Author: Anand, Mridu; Pavani, N
Title: Seasonal Incidence of Respiratory Viral Infections in Telangana, India: Utility of a Multiplex PCR assay to Bridge the Knowledge Gap. Cord-id: 9kly384e Document date: 2020_9_29
ID: 9kly384e
Snippet: OBJECTIVE The diagnosis of acute viral respiratory tract infections(RTI) is a challenge due to overlapping clinical presentations and lack of availability of robust diagnostic methods. This in turn leads to lack of data regarding incidence and seasonality of viral RTIs which could potentially help to implement efficient strategies of antimicrobial stewardship as well as vaccine administration.
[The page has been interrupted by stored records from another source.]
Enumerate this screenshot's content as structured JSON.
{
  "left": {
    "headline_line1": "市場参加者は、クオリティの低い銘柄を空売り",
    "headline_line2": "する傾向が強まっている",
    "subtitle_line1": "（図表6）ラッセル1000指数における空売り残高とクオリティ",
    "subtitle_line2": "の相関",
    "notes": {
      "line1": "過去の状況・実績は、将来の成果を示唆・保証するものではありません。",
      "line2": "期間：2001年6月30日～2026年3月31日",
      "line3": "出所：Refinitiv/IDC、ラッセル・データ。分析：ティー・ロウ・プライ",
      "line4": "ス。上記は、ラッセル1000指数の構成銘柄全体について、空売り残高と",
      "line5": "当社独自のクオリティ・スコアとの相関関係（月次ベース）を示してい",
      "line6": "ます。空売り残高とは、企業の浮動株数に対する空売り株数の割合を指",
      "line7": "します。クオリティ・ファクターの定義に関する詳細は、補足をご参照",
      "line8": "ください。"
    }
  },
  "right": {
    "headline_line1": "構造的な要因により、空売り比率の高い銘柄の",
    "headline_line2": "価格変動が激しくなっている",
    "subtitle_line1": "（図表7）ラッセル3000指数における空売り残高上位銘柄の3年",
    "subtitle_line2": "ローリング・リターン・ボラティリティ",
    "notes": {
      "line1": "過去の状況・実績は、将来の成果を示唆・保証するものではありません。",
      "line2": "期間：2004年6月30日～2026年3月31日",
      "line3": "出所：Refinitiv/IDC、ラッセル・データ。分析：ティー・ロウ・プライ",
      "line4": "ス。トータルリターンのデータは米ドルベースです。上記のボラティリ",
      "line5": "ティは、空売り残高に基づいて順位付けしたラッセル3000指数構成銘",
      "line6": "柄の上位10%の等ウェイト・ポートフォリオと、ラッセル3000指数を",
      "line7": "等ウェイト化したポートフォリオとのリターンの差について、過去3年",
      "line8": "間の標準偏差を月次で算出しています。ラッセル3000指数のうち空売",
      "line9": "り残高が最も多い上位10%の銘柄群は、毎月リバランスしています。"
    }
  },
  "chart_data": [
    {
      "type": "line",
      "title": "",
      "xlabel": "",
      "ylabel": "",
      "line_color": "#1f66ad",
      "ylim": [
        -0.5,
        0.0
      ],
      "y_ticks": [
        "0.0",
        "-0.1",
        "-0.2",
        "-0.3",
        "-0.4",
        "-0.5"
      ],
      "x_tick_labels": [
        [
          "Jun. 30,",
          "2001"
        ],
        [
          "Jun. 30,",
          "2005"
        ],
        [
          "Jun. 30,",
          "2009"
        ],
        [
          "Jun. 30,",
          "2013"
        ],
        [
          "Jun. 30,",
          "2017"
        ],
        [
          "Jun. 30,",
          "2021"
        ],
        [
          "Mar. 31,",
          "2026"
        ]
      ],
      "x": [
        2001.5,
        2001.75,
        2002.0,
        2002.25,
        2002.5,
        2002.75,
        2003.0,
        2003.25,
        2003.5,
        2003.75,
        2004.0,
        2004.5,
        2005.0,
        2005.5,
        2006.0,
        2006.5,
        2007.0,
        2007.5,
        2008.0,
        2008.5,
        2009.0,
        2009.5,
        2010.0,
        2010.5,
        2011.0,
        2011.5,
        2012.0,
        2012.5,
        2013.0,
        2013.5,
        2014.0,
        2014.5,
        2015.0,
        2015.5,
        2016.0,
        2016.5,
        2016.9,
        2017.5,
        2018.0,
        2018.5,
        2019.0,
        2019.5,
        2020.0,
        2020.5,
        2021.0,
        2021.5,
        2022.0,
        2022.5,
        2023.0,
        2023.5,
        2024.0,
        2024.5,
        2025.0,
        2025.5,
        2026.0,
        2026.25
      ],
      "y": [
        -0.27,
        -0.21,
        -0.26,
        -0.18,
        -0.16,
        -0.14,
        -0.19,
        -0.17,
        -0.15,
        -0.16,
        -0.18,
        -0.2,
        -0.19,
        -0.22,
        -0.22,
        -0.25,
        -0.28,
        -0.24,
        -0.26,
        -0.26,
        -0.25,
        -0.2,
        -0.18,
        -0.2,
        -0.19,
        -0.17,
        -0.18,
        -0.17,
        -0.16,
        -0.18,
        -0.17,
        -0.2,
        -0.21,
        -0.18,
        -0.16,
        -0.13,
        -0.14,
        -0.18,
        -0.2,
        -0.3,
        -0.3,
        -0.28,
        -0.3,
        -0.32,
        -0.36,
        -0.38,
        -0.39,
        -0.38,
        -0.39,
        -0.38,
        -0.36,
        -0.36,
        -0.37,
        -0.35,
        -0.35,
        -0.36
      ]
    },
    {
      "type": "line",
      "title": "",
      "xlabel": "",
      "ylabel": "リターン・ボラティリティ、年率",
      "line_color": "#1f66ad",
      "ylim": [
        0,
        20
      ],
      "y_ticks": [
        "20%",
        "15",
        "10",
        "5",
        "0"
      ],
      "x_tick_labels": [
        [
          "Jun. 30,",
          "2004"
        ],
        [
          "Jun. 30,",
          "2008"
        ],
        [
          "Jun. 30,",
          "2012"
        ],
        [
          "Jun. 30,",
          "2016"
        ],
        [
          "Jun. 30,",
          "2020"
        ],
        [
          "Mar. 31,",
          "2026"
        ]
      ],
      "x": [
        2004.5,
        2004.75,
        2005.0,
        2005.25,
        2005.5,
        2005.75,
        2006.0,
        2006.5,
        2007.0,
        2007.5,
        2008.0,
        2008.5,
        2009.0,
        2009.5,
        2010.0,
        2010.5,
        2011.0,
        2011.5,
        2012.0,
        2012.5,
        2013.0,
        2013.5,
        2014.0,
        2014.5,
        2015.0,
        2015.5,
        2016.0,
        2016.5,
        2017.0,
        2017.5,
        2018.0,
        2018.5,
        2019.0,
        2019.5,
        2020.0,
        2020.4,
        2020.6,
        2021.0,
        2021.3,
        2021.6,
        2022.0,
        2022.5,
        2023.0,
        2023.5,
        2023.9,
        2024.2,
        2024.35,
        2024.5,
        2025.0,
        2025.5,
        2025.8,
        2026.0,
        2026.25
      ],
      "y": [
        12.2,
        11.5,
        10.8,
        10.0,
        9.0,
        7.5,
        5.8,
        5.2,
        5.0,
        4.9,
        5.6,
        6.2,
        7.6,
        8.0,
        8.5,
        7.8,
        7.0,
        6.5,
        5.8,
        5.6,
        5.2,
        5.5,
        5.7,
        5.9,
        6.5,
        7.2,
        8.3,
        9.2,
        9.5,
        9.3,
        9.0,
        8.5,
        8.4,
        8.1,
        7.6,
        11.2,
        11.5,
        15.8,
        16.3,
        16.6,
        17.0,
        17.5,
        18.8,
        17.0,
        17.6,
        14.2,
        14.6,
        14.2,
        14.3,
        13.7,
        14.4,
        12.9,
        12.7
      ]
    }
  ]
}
Here we utilize a commercial Multiplex PCR assay for the early diagnosis of acute respiratory tract inf
Document: OBJECTIVE The diagnosis of acute viral respiratory tract infections(RTI) is a challenge due to overlapping clinical presentations and lack of availability of robust diagnostic methods. This in turn leads to lack of data regarding incidence and seasonality of viral RTIs which could potentially help to implement efficient strategies of antimicrobial stewardship as well as vaccine administration. Here we utilize a commercial Multiplex PCR assay for the early diagnosis of acute respiratory tract infections and discuss their epidemiology. METHODS A prospective, observational study was conducted over a period of 3 years (2017-2019). Respiratory samples received from outpatients and inpatients with suspected acute RTIs from 3 multispeciality hospitals located in the twin cities of Hyderabad-Secunderabad were subjected to FilmArray Respiratory Panel (RP) (BioFire Diagnostics, Inc.). Results were tabulated and statistically analysed. RESULTS Of 513 samples 261 (50.9%) were positive for one or more pathogens. The viruses detected included Influenza A - H1 2009(26.0%), Human Rhinovirus/Enterovirus(21.5%), Influenza A - H3N2 (17.0%), Human Metapneumovirus (9.4%), Influenza B (6.6%), Coronavirus (4.9%), Para-influenza virus (4.5%), Respiratory syncytial virus (3.1%) and Adenovirus (2.1%). The largest number of samples was positive during the monsoon season (43.8%). TInfluenza A - H1 2009 peaked in the monsoon season with another, smaller peak in February. CONCLUSIONS There is a bimodal peak of respiratory infections relative to the seasons, and vaccine administration should take place in April-May before the advent of the monsoons in this part of the country. Multiplexed PCR may be used as first line for diagnosis of viral infections so that infection control measures can be prioritized and antibiotic administration can be avoided in those who do not require it.